RDF4J includes a Maven-integrated script that reports the update status of all external dependencies across the multi-module build. It queries Maven Central directly and prints two tables: one grouped by version status, and one for dependencies that have been re-released under different Maven coordinates.

Running the report

From the project root, run:

mvn -N -P dependency-updates validate

The -N flag (non-recursive) is required so Maven only processes the root POM and the report is printed once.

The script can also be invoked directly without Maven:

python3 scripts/dependency-updates.py [project-root-dir]

Python 3 is the only prerequisite. An internet connection is required to reach Maven Central.

Report structure

Table 1 — Version status

Lists every external dependency managed in the root pom.xml, together with the current version in use, the latest release version on Maven Central, and the sub-modules that declare the dependency. Entries are grouped into five sections:

SectionMeaning
Major version updatesThe latest version has a higher major number
Minor / patch updatesThe latest version is a higher minor or patch release within the same major line
Up to dateThe version in use matches the latest release
Unknownmaven-metadata.xml could not be fetched (artifact may have been removed or relocated)
Current version unresolved (module-level BOM)The dependency is used by a module but its version is not declared in the root POM or any root-imported BOM; the current version shown is ?

The Modules column lists up to six sub-module artifact IDs that declare the dependency, followed by +N more when the count exceeds that limit.

Table 2 — Available under different coordinates

Some libraries publish a new generation under a completely different Maven groupId or artifactId rather than bumping the major version of the existing artifact. This table lists known such cases for dependencies currently used in the project.

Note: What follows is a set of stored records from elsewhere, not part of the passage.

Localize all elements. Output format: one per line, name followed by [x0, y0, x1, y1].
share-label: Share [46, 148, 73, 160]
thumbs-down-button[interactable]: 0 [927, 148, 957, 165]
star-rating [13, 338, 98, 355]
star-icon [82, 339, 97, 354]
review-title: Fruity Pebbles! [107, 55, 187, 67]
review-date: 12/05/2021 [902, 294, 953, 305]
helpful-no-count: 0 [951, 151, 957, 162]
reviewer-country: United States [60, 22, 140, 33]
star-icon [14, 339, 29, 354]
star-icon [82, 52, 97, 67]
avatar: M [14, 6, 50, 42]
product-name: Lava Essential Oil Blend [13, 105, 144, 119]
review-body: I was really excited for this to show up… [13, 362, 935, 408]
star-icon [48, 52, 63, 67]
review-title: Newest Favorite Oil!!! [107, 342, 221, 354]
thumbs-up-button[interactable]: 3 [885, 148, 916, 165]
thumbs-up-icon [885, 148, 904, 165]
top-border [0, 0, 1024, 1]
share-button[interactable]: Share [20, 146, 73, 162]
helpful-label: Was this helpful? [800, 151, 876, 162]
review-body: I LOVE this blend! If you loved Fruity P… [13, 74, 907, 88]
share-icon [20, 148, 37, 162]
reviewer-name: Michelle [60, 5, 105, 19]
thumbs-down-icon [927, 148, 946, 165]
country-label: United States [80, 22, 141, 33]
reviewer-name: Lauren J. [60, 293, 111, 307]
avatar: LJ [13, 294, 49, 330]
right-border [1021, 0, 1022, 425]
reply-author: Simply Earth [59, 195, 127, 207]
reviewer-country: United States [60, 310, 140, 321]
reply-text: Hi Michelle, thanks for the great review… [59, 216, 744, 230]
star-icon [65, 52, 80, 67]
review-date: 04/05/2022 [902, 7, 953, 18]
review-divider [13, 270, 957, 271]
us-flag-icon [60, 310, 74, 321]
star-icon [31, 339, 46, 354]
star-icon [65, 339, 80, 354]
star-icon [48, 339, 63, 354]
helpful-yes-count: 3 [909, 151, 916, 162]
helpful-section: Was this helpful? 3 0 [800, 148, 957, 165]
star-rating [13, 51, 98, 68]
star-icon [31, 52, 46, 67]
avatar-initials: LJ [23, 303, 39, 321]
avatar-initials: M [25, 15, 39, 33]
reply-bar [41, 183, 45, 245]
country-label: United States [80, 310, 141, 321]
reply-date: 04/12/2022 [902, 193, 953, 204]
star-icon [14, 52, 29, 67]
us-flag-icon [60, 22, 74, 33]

Examples covered by the built-in mapping:

Current artifactSuccessor artifact
com.fasterxml.jackson.* (2.x)tools.jackson.* (3.x)
org.apache.httpcomponents:httpclient (HC4)org.apache.httpcomponents.client5:httpclient5 (HC5)
org.apache.httpcomponents:httpcore (HC4)org.apache.httpcomponents.core5:httpcore5 (HC5)
org.elasticsearch.client:elasticsearch-rest-high-level-clientco.elastic.clients:elasticsearch-java
javax.servlet:javax.servlet-apijakarta.servlet:jakarta.servlet-api

When a successor artifact is listed as (not found — possibly merged) it means the expected coordinates do not exist on Maven Central. This typically indicates that the functionality was merged into another artifact in the new generation (for example, jackson-annotations and jackson-datatype-jdk8 were absorbed into jackson-core in Jackson 3.x).

Extending the coordinate-rename mapping

The mapping is defined at the top of scripts/dependency-updates.py in two constants:

EXPLICIT_SUCCESSORS — a dict of exact groupId:artifactIdgroupId:artifactId pairs, used when both coordinates change:

EXPLICIT_SUCCESSORS: dict = {
    "org.apache.httpcomponents:httpclient": "org.apache.httpcomponents.client5:httpclient5",
    # add further mappings here ...
}

GROUP_PREFIX_SUCCESSORS — a list of (old_group_prefix, new_group_prefix) tuples for artifact families where only the group prefix changes and the artifact ID stays the same:

GROUP_PREFIX_SUCCESSORS: list = [
    ("com.fasterxml.jackson", "tools.jackson"),
    # add further prefix pairs here ...
]

For a group-prefix rule, com.fasterxml.jackson.core:jackson-databind would map to tools.jackson.core:jackson-databind — the suffix .core is preserved and only the leading prefix is replaced.